What are morphological filters?
They are the filters that usually only apply to binary images. There are two types:
- Dilation: If there is at least one 1 in the image part of the filter, it results in 1. Has the foreground-expanding feature
- Erosion: Results in 1 only if all image pixels of the kernel are 1. If there is at least one 0, it results in 0.
This can be generalized for grayscale images
What are image pyramids? What is the general process?
It is representing one image at multiple scales (resolutions). It essentially creates multiple versions of the image with the lower resolutions so that there is a smaller search space to find an object. When it is found on the smaller image, then this info is propagated onto the bigger images and the object is pinpointed on the original image.
What are gaussian pyramids?
It is a pyramid where first we apply the gaussian filter and then do downsampling (take every 2nd pixel both row-wise and column-wise)
Why do we have to apply gaussian filter before downsampling in gaussian pyramid?
Because high frequencies (sharp edges, sharp color transitions) can’t be represented anymore.
We can experience aliasing: smaller objects might appear bigger in the downsampled image.
What is aliasing in the context of pyramids?
They appear when we don’t do any gaussian filtering before the downsampling in gaussian pyramids. This might cause that some small objects appear bigger in the low-resolution images (downsampled images). Also, it might introduce some patterns that badly represent the image.
What is edge detection and why do we need it?
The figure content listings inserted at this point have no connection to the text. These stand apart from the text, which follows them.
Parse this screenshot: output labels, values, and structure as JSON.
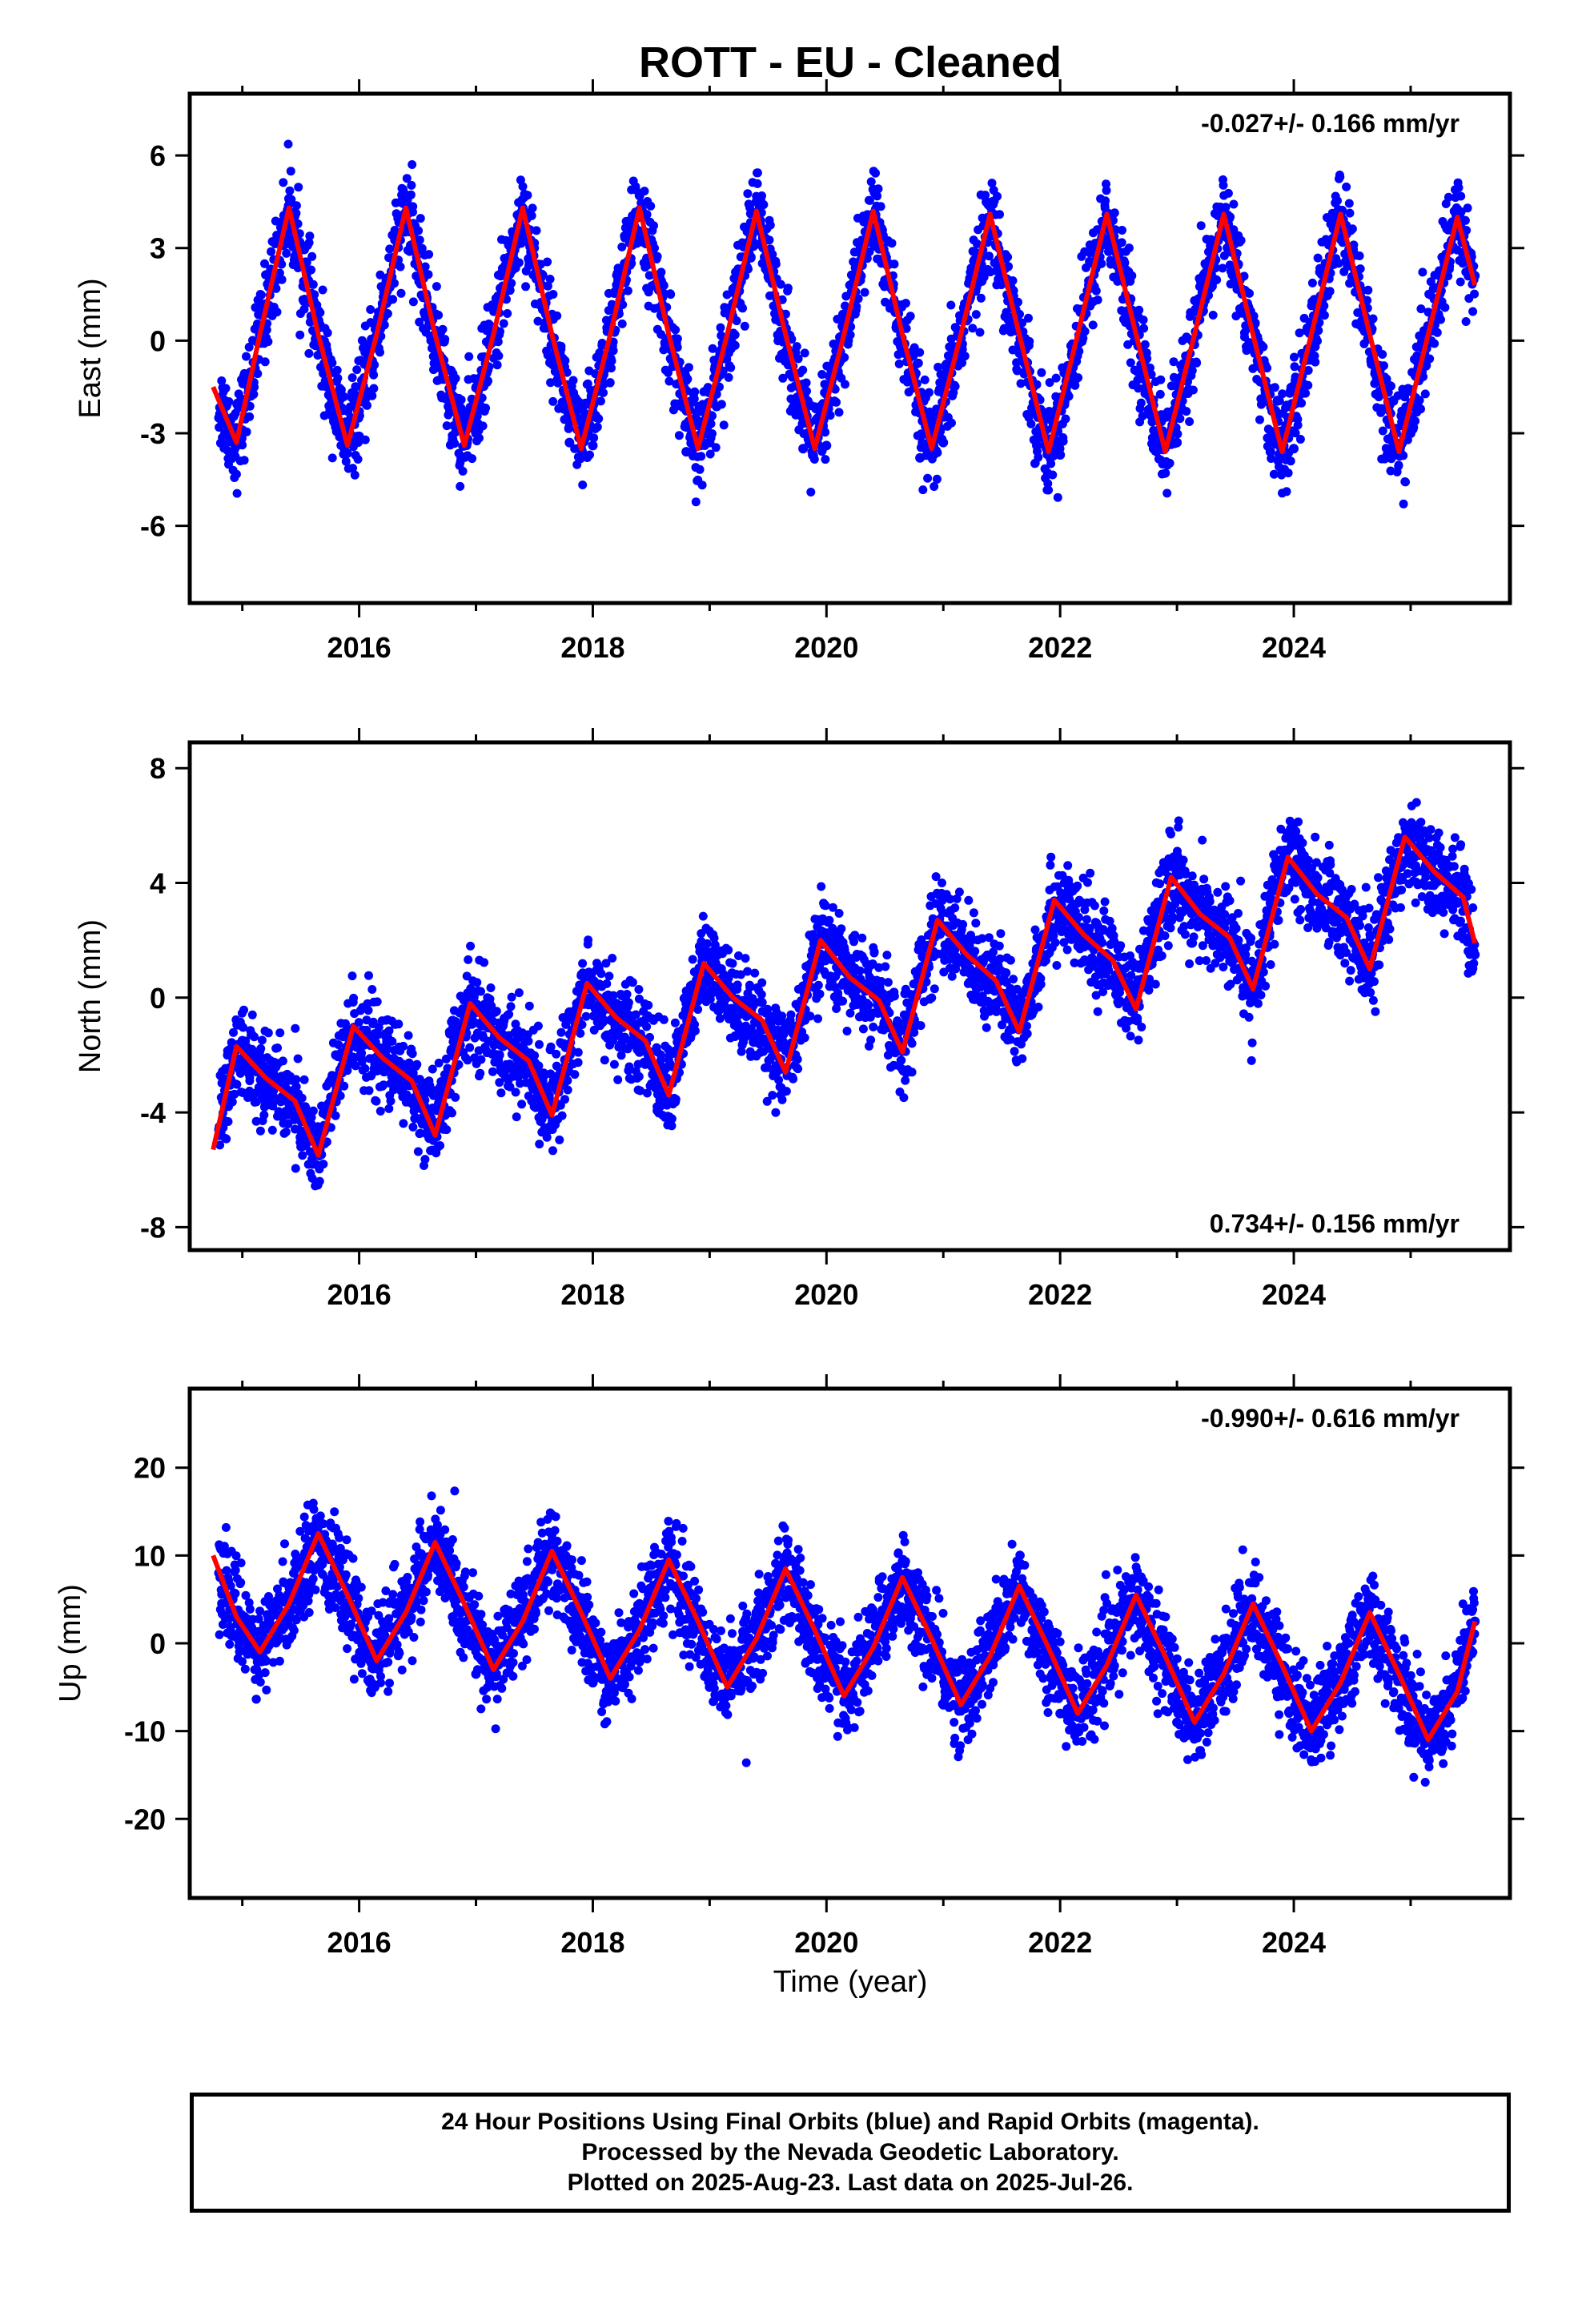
{
  "title": "ROTT  - EU - Cleaned",
  "xlabel": "Time (year)",
  "footer": {
    "line1": "24 Hour Positions Using Final Orbits (blue) and Rapid Orbits (magenta).",
    "line2": "Processed by the Nevada Geodetic Laboratory.",
    "line3": "Plotted on 2025-Aug-23. Last data on 2025-Jul-26."
  },
  "colors": {
    "points": "#0000ff",
    "fit": "#ff0000",
    "frame": "#000000"
  },
  "chart_data": [
    {
      "type": "scatter",
      "component": "east",
      "ylabel": "East (mm)",
      "rate_text": "-0.027+/- 0.166 mm/yr",
      "rate_position": "top-right",
      "xlim": [
        2014.55,
        2025.85
      ],
      "ylim": [
        -8.5,
        8.0
      ],
      "x_ticks": [
        2016,
        2018,
        2020,
        2022,
        2024
      ],
      "x_tick_labels": [
        "2016",
        "2018",
        "2020",
        "2022",
        "2024"
      ],
      "y_ticks": [
        -6,
        -3,
        0,
        3,
        6
      ],
      "y_tick_labels": [
        "-6",
        "-3",
        "0",
        "3",
        "6"
      ],
      "series": [
        {
          "kind": "points",
          "x": [
            2014.8,
            2015.0,
            2015.2,
            2015.4,
            2015.6,
            2015.8,
            2016.0,
            2016.2,
            2016.4,
            2016.6,
            2016.8,
            2017.0,
            2017.2,
            2017.4,
            2017.6,
            2017.8,
            2018.0,
            2018.2,
            2018.4,
            2018.6,
            2018.8,
            2019.0,
            2019.2,
            2019.4,
            2019.6,
            2019.8,
            2020.0,
            2020.2,
            2020.4,
            2020.6,
            2020.8,
            2021.0,
            2021.2,
            2021.4,
            2021.6,
            2021.8,
            2022.0,
            2022.2,
            2022.4,
            2022.6,
            2022.8,
            2023.0,
            2023.2,
            2023.4,
            2023.6,
            2023.8,
            2024.0,
            2024.2,
            2024.4,
            2024.6,
            2024.8,
            2025.0,
            2025.2,
            2025.4,
            2025.55
          ],
          "y": [
            -2.5,
            -2.9,
            1.1,
            4.6,
            0.8,
            -2.8,
            -3.1,
            1.2,
            4.4,
            0.5,
            -3.2,
            -3.0,
            1.4,
            4.3,
            0.6,
            -3.3,
            -3.4,
            1.0,
            4.7,
            0.9,
            -3.6,
            -3.3,
            1.2,
            4.5,
            0.7,
            -3.5,
            -3.4,
            1.0,
            4.9,
            0.4,
            -3.8,
            -3.3,
            1.1,
            3.8,
            0.6,
            -3.4,
            -3.7,
            0.9,
            3.9,
            0.5,
            -3.5,
            -3.3,
            1.0,
            4.2,
            0.4,
            -3.6,
            -3.5,
            0.8,
            4.1,
            0.5,
            -3.7,
            -3.0,
            0.9,
            4.0,
            2.1
          ]
        },
        {
          "kind": "fit",
          "x": [
            2014.75,
            2014.95,
            2015.15,
            2015.4,
            2015.65,
            2015.9,
            2016.15,
            2016.4,
            2016.65,
            2016.9,
            2017.15,
            2017.4,
            2017.65,
            2017.9,
            2018.15,
            2018.4,
            2018.65,
            2018.9,
            2019.15,
            2019.4,
            2019.65,
            2019.9,
            2020.15,
            2020.4,
            2020.65,
            2020.9,
            2021.15,
            2021.4,
            2021.65,
            2021.9,
            2022.15,
            2022.4,
            2022.65,
            2022.9,
            2023.15,
            2023.4,
            2023.65,
            2023.9,
            2024.15,
            2024.4,
            2024.65,
            2024.9,
            2025.15,
            2025.4,
            2025.55
          ],
          "y": [
            -1.5,
            -3.3,
            0.2,
            4.3,
            0.2,
            -3.4,
            0.2,
            4.3,
            0.2,
            -3.4,
            0.2,
            4.3,
            0.2,
            -3.5,
            0.2,
            4.3,
            0.2,
            -3.5,
            0.2,
            4.2,
            0.2,
            -3.5,
            0.2,
            4.2,
            0.2,
            -3.5,
            0.2,
            4.1,
            0.2,
            -3.6,
            0.2,
            4.1,
            0.2,
            -3.6,
            0.2,
            4.1,
            0.2,
            -3.6,
            0.2,
            4.1,
            0.2,
            -3.6,
            0.2,
            4.0,
            1.8
          ]
        }
      ]
    },
    {
      "type": "scatter",
      "component": "north",
      "ylabel": "North (mm)",
      "rate_text": "0.734+/- 0.156 mm/yr",
      "rate_position": "bottom-right",
      "xlim": [
        2014.55,
        2025.85
      ],
      "ylim": [
        -8.8,
        8.9
      ],
      "x_ticks": [
        2016,
        2018,
        2020,
        2022,
        2024
      ],
      "x_tick_labels": [
        "2016",
        "2018",
        "2020",
        "2022",
        "2024"
      ],
      "y_ticks": [
        -8,
        -4,
        0,
        4,
        8
      ],
      "y_tick_labels": [
        "-8",
        "-4",
        "0",
        "4",
        "8"
      ],
      "series": [
        {
          "kind": "points",
          "x": [
            2014.8,
            2015.0,
            2015.2,
            2015.4,
            2015.6,
            2015.8,
            2016.0,
            2016.2,
            2016.4,
            2016.6,
            2016.8,
            2017.0,
            2017.2,
            2017.4,
            2017.6,
            2017.8,
            2018.0,
            2018.2,
            2018.4,
            2018.6,
            2018.8,
            2019.0,
            2019.2,
            2019.4,
            2019.6,
            2019.8,
            2020.0,
            2020.2,
            2020.4,
            2020.6,
            2020.8,
            2021.0,
            2021.2,
            2021.4,
            2021.6,
            2021.8,
            2022.0,
            2022.2,
            2022.4,
            2022.6,
            2022.8,
            2023.0,
            2023.2,
            2023.4,
            2023.6,
            2023.8,
            2024.0,
            2024.2,
            2024.4,
            2024.6,
            2024.8,
            2025.0,
            2025.2,
            2025.4,
            2025.55
          ],
          "y": [
            -4.6,
            -1.5,
            -2.9,
            -3.5,
            -5.8,
            -2.0,
            -1.2,
            -2.5,
            -3.0,
            -4.9,
            -0.8,
            -0.3,
            -2.0,
            -2.6,
            -3.9,
            -0.5,
            0.6,
            -1.2,
            -1.9,
            -3.1,
            -0.2,
            1.1,
            -0.4,
            -1.3,
            -2.4,
            0.4,
            1.9,
            0.6,
            0.1,
            -1.6,
            1.0,
            2.5,
            1.2,
            0.3,
            -1.0,
            1.7,
            3.4,
            2.1,
            1.3,
            -0.3,
            2.7,
            4.4,
            3.0,
            2.2,
            0.6,
            3.3,
            5.4,
            3.7,
            2.8,
            1.2,
            3.9,
            5.8,
            4.2,
            3.3,
            1.5
          ]
        },
        {
          "kind": "fit",
          "x": [
            2014.75,
            2014.95,
            2015.2,
            2015.45,
            2015.65,
            2015.95,
            2016.2,
            2016.45,
            2016.65,
            2016.95,
            2017.2,
            2017.45,
            2017.65,
            2017.95,
            2018.2,
            2018.45,
            2018.65,
            2018.95,
            2019.2,
            2019.45,
            2019.65,
            2019.95,
            2020.2,
            2020.45,
            2020.65,
            2020.95,
            2021.2,
            2021.45,
            2021.65,
            2021.95,
            2022.2,
            2022.45,
            2022.65,
            2022.95,
            2023.2,
            2023.45,
            2023.65,
            2023.95,
            2024.2,
            2024.45,
            2024.65,
            2024.95,
            2025.2,
            2025.45,
            2025.55
          ],
          "y": [
            -5.3,
            -1.7,
            -2.8,
            -3.6,
            -5.5,
            -1.0,
            -2.1,
            -2.9,
            -4.8,
            -0.2,
            -1.4,
            -2.2,
            -4.1,
            0.5,
            -0.7,
            -1.5,
            -3.4,
            1.2,
            0.0,
            -0.8,
            -2.6,
            2.0,
            0.7,
            -0.1,
            -1.9,
            2.7,
            1.5,
            0.6,
            -1.2,
            3.4,
            2.2,
            1.3,
            -0.4,
            4.2,
            2.9,
            2.1,
            0.3,
            4.9,
            3.6,
            2.8,
            1.0,
            5.6,
            4.4,
            3.5,
            1.9
          ]
        }
      ]
    },
    {
      "type": "scatter",
      "component": "up",
      "ylabel": "Up (mm)",
      "rate_text": "-0.990+/- 0.616 mm/yr",
      "rate_position": "top-right",
      "xlim": [
        2014.55,
        2025.85
      ],
      "ylim": [
        -29.0,
        29.0
      ],
      "x_ticks": [
        2016,
        2018,
        2020,
        2022,
        2024
      ],
      "x_tick_labels": [
        "2016",
        "2018",
        "2020",
        "2022",
        "2024"
      ],
      "y_ticks": [
        -20,
        -10,
        0,
        10,
        20
      ],
      "y_tick_labels": [
        "-20",
        "-10",
        "0",
        "10",
        "20"
      ],
      "series": [
        {
          "kind": "points",
          "x": [
            2014.8,
            2015.0,
            2015.2,
            2015.4,
            2015.6,
            2015.8,
            2016.0,
            2016.2,
            2016.4,
            2016.6,
            2016.8,
            2017.0,
            2017.2,
            2017.4,
            2017.6,
            2017.8,
            2018.0,
            2018.2,
            2018.4,
            2018.6,
            2018.8,
            2019.0,
            2019.2,
            2019.4,
            2019.6,
            2019.8,
            2020.0,
            2020.2,
            2020.4,
            2020.6,
            2020.8,
            2021.0,
            2021.2,
            2021.4,
            2021.6,
            2021.8,
            2022.0,
            2022.2,
            2022.4,
            2022.6,
            2022.8,
            2023.0,
            2023.2,
            2023.4,
            2023.6,
            2023.8,
            2024.0,
            2024.2,
            2024.4,
            2024.6,
            2024.8,
            2025.0,
            2025.2,
            2025.4,
            2025.55
          ],
          "y": [
            8.0,
            1.5,
            -2.0,
            6.5,
            11.0,
            5.5,
            -1.5,
            -0.5,
            7.0,
            9.5,
            3.0,
            -3.5,
            -1.0,
            5.5,
            10.5,
            2.5,
            -4.5,
            -2.5,
            4.5,
            9.0,
            1.0,
            -5.0,
            -3.0,
            3.5,
            8.5,
            0.5,
            -6.0,
            -4.0,
            3.0,
            7.0,
            -0.5,
            -7.0,
            -5.0,
            2.0,
            6.0,
            -1.0,
            -8.0,
            -6.0,
            1.0,
            5.0,
            -2.0,
            -9.0,
            -6.5,
            0.5,
            4.5,
            -3.0,
            -9.5,
            -7.5,
            -0.5,
            3.5,
            -4.0,
            -11.0,
            -9.0,
            -2.0,
            2.5
          ]
        },
        {
          "kind": "fit",
          "x": [
            2014.75,
            2014.95,
            2015.15,
            2015.4,
            2015.65,
            2015.9,
            2016.15,
            2016.4,
            2016.65,
            2016.9,
            2017.15,
            2017.4,
            2017.65,
            2017.9,
            2018.15,
            2018.4,
            2018.65,
            2018.9,
            2019.15,
            2019.4,
            2019.65,
            2019.9,
            2020.15,
            2020.4,
            2020.65,
            2020.9,
            2021.15,
            2021.4,
            2021.65,
            2021.9,
            2022.15,
            2022.4,
            2022.65,
            2022.9,
            2023.15,
            2023.4,
            2023.65,
            2023.9,
            2024.15,
            2024.4,
            2024.65,
            2024.9,
            2025.15,
            2025.4,
            2025.55
          ],
          "y": [
            10.0,
            3.0,
            -1.0,
            4.5,
            12.5,
            5.5,
            -2.0,
            3.5,
            11.5,
            4.5,
            -3.0,
            2.5,
            10.5,
            3.5,
            -4.0,
            1.5,
            9.5,
            2.5,
            -5.0,
            0.5,
            8.5,
            1.5,
            -6.0,
            -0.5,
            7.5,
            0.5,
            -7.0,
            -1.5,
            6.5,
            -0.5,
            -8.0,
            -2.5,
            5.5,
            -1.5,
            -9.0,
            -3.5,
            4.5,
            -2.5,
            -10.0,
            -4.5,
            3.5,
            -3.5,
            -11.0,
            -5.5,
            2.5
          ]
        }
      ]
    }
  ]
}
What are edges?
It is finding edges of objects in the image. Edges are basically lines that represent the object. We need it because humans can recognize objects only with their drawings/edges, so we can assume we can also find objects easier using their edges in image processing.
Edges are fast changes of intensity of pixels in the image (big color contrast).
What are the goals of edge detection?
- Good detection: the result corresponds to the edge of the object, not some noise
- Good localization: Edge is near the true edge of the object
- Single response: One line per edge
How to detect an edge in 1D? A line of the image?
The idea is that the edges correspond to fast changes (derivative is large)
- Apply gaussian smoothing
- Calculate the derivative of this curve
- Find local optimas of the curve but above some preset threshold (don’t care about low changes)
How to compute derivative of the 1D image-lines for edge detection?
- We can compute the 1st derivative and find local optimums. This can be implemented as linear filter 1 -1 but the derivative will be computed in between the cells (even number of kernel-cells)
- It can also be implemented using 1/2 * 1 0 -1 filter and it is better because we don’t have to shift the image, derivative is calculated at the center of the pixels
- We can calculate the 2nd derivative and find zero crossings (not just where the derivative is 0, but it crosses the y=0 line)
How can we simplify edge detection when having a gaussian smoothing and an edge-detection filtering?
By applying the edge-detection filter to the gaussian filter first, and then applying this to the image. It reduces the computation. This world because of the associative attribute of convolution.